The U.S. labor market is throwing off two very different signals — and they're coming from the same report.
At first glance, April looked like another solid month. Employers added jobs for the second straight time above expectations, total payrolls climbed to a record 158.7 million and the unemployment rate held steady at 4.3 percent. But a closer read of the Labor Department's data, as analyzed by Reuters, points to something less reassuring. Hiring is concentrated in a handful of sectors, workforce participation is slipping and millions of Americans appear to be quietly exiting the job market.
The disconnect comes down to how the government tracks employment. One survey asks employers how many people are on payrolls, while another asks households who is actually working. Right now, those two measures are telling increasingly different stories.
On the employer side, the picture still looks strong. Payroll employment has reached a record 158.7 million, with gains of 304,000 so far this year — a sign of continued resilience even as inflation and geopolitical tensions create uncertainty.
The household survey tells a different story. It shows total employment has fallen by 1.37 million since the start of the year. At the same time, the labor force is shrinking. About 700,000 fewer people were participating in the workforce in April compared to a year earlier and roughly 1.55 million have dropped out since late 2025 — a decline surpassed only during the sudden shock of the COVID-19 shutdowns.
That helps explain why the unemployment rate hasn't moved much. When fewer people are working or even looking for work, the headline number can stay flat while underlying conditions weaken.
The participation rate — a key measure of how many people are engaged in the labor market — has now fallen for five straight months and is sitting at its lowest level since the mid-1970s, outside of the pandemic.
Policy is playing a role as well. Immigration restrictions under President Donald Trump have reshaped workforce dynamics after years in which immigrant workers drove much of the growth. Early gains in participation among native-born workers have faded, leaving overall participation lower.
Even the job gains that are showing up are narrowly concentrated. Healthcare continues to do most of the heavy lifting, adding 37,000 jobs in April, roughly in line with its recent trend. Transportation and warehousing added 30,000 jobs, boosted by hiring in courier services, while retail trade contributed 22,000.

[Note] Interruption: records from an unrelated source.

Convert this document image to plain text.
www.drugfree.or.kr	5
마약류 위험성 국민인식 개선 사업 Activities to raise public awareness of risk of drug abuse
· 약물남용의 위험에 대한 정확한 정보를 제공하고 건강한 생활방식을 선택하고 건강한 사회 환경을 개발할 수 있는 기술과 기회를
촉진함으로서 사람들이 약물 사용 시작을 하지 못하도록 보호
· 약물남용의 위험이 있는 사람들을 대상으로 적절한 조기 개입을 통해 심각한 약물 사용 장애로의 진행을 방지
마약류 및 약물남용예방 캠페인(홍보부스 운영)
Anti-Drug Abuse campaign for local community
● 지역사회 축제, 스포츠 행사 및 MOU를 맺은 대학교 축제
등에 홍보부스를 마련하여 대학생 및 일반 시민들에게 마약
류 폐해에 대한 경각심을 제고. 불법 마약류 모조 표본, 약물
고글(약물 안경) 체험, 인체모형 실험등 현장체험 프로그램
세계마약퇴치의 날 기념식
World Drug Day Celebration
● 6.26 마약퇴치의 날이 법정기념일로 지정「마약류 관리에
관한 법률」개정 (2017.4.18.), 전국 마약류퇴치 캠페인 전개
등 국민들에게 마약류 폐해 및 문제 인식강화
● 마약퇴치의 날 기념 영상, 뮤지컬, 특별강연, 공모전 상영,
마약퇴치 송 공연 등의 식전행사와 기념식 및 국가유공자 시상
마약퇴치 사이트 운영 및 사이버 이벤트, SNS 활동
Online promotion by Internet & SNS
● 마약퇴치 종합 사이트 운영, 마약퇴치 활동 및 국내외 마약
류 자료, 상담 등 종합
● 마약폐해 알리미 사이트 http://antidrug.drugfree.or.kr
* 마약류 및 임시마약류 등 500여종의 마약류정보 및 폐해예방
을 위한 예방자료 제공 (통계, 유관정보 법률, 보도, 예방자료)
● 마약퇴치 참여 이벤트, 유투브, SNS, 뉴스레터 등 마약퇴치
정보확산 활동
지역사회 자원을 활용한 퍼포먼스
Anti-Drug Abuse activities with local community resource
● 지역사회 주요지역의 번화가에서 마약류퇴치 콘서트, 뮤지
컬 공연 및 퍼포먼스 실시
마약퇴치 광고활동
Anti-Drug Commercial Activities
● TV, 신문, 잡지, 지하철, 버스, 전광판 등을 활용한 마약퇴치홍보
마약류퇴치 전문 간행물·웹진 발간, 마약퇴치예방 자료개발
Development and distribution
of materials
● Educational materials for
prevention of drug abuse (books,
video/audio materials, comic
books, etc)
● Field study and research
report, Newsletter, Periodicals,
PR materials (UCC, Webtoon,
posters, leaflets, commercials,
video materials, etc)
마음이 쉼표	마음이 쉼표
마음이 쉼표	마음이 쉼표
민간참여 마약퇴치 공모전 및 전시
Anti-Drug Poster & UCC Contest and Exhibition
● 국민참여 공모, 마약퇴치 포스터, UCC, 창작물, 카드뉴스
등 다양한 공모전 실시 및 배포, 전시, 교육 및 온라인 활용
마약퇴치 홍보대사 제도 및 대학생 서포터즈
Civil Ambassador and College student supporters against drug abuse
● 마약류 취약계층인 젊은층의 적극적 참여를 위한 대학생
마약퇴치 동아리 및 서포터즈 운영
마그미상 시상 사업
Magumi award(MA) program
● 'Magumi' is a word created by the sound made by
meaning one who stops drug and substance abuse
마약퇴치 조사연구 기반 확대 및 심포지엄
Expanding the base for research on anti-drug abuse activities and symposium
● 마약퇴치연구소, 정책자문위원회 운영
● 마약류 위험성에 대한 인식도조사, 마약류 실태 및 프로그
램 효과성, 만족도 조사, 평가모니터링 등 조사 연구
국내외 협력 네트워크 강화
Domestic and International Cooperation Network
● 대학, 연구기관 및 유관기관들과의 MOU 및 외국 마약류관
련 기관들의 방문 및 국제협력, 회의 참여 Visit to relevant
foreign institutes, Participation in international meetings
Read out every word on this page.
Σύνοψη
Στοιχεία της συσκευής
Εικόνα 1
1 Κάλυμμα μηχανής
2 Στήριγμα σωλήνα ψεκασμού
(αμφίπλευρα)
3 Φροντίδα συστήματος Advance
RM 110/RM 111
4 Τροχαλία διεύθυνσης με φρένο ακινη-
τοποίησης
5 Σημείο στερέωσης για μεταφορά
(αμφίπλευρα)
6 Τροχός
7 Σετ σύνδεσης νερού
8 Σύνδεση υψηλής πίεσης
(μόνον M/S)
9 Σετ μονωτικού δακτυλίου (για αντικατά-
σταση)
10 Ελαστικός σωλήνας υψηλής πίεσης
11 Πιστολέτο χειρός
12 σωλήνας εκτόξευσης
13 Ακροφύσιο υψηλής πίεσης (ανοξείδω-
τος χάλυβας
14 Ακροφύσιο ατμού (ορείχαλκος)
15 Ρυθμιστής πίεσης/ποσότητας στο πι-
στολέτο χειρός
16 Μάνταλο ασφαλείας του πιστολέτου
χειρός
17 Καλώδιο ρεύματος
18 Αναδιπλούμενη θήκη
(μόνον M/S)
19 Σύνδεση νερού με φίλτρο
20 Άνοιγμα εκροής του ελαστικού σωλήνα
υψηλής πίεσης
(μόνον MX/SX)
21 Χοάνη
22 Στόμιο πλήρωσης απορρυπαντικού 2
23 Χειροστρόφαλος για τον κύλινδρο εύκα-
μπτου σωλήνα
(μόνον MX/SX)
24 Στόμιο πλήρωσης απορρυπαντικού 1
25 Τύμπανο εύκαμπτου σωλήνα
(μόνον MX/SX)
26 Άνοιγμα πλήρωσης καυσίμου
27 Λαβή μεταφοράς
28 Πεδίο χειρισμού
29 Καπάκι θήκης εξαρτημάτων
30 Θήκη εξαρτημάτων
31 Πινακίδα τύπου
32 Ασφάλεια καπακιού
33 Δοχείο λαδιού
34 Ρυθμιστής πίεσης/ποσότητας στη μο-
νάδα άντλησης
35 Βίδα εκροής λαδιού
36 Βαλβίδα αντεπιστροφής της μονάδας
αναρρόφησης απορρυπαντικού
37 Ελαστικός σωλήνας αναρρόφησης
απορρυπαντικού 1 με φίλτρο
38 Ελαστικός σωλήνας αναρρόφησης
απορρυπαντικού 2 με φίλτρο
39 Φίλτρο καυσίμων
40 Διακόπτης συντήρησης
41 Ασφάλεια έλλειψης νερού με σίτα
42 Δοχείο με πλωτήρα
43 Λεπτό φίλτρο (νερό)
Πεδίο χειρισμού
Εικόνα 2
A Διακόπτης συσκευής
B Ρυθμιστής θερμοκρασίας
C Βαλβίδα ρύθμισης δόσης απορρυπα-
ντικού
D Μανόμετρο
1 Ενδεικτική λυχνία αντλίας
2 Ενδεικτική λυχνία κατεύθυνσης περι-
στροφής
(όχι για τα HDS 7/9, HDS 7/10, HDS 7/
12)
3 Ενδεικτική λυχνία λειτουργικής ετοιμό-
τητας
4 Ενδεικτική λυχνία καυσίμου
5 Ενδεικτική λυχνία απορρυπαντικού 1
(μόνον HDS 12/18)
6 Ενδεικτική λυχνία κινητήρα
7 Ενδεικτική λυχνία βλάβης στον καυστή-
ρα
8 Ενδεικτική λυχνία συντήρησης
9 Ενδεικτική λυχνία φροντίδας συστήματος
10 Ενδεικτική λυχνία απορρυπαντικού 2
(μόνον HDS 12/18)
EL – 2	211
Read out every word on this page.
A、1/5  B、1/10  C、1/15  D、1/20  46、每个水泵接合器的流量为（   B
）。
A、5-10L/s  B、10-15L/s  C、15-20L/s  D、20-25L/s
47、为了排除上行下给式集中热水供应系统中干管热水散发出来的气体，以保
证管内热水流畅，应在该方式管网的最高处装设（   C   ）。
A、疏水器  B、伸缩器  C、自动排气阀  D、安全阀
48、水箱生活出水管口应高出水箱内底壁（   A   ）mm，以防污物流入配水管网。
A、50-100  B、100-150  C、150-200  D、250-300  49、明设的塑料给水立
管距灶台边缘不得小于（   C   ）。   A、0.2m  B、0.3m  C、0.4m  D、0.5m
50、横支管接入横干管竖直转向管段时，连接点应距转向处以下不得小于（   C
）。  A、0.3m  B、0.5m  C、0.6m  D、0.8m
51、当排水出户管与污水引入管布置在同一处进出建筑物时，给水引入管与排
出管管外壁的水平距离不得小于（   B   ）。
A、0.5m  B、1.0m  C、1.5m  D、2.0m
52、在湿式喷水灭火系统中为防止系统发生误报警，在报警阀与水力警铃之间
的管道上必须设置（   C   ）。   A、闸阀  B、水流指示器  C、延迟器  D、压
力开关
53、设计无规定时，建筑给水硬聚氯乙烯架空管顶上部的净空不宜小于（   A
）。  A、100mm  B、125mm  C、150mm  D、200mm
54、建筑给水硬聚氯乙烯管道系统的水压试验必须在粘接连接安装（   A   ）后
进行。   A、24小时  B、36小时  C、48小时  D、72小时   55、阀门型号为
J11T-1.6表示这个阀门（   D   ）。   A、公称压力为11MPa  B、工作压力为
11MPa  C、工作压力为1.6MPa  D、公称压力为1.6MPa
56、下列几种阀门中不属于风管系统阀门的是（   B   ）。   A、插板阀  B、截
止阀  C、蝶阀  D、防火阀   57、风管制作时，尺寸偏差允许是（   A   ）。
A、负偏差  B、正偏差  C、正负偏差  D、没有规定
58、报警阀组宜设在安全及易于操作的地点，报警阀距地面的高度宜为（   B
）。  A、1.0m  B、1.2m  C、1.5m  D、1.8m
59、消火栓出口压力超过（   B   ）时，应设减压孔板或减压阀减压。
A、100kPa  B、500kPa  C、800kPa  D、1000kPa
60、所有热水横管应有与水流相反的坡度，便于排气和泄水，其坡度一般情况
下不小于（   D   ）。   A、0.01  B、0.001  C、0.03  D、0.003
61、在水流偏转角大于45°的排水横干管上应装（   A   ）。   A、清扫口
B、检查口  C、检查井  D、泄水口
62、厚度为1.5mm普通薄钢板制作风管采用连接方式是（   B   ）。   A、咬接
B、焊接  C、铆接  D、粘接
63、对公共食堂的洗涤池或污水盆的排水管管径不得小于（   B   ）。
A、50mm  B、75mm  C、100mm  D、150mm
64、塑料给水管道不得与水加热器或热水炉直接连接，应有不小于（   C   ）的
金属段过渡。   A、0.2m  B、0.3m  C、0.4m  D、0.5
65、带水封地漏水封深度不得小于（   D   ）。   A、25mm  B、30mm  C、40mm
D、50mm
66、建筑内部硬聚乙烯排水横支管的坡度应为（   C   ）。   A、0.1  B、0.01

Beyond those areas, the momentum fades. Manufacturing lost 2,000 jobs in April, reversing gains from the previous month and leaving the sector well below where it stood when Trump returned to office. Financial activities shed 11,000 jobs, the information sector cut 13,000 and federal government employment declined by 8,000.
That unevenness matters. Job growth is still happening, but it's not broad-based. The Labor Department's diffusion index — which measures how widely hiring is spread across industries — shows only a slight tilt toward expansion, while the longer-term trend points to narrowing growth.
Other data points suggest the labor market may be softening under the surface. The number of people unemployed for less than five weeks jumped by 358,000 to 2.5 million in April, a sign of an uptick in layoffs. At the same time, 1.8 million people — about one in four unemployed workers — have been out of work for more than six months.
Underemployment is also rising. The number of people working part-time because they can't find full-time jobs increased by 445,000 to 4.9 million.
Put it all together, and the picture is less straightforward than the headline numbers suggest. Payrolls are growing and unemployment is steady, but fewer people are participating; overall employment is declining by some measures and job gains are concentrated in a limited number of industries.
In other words, the labor market is holding up — but it's far from booming.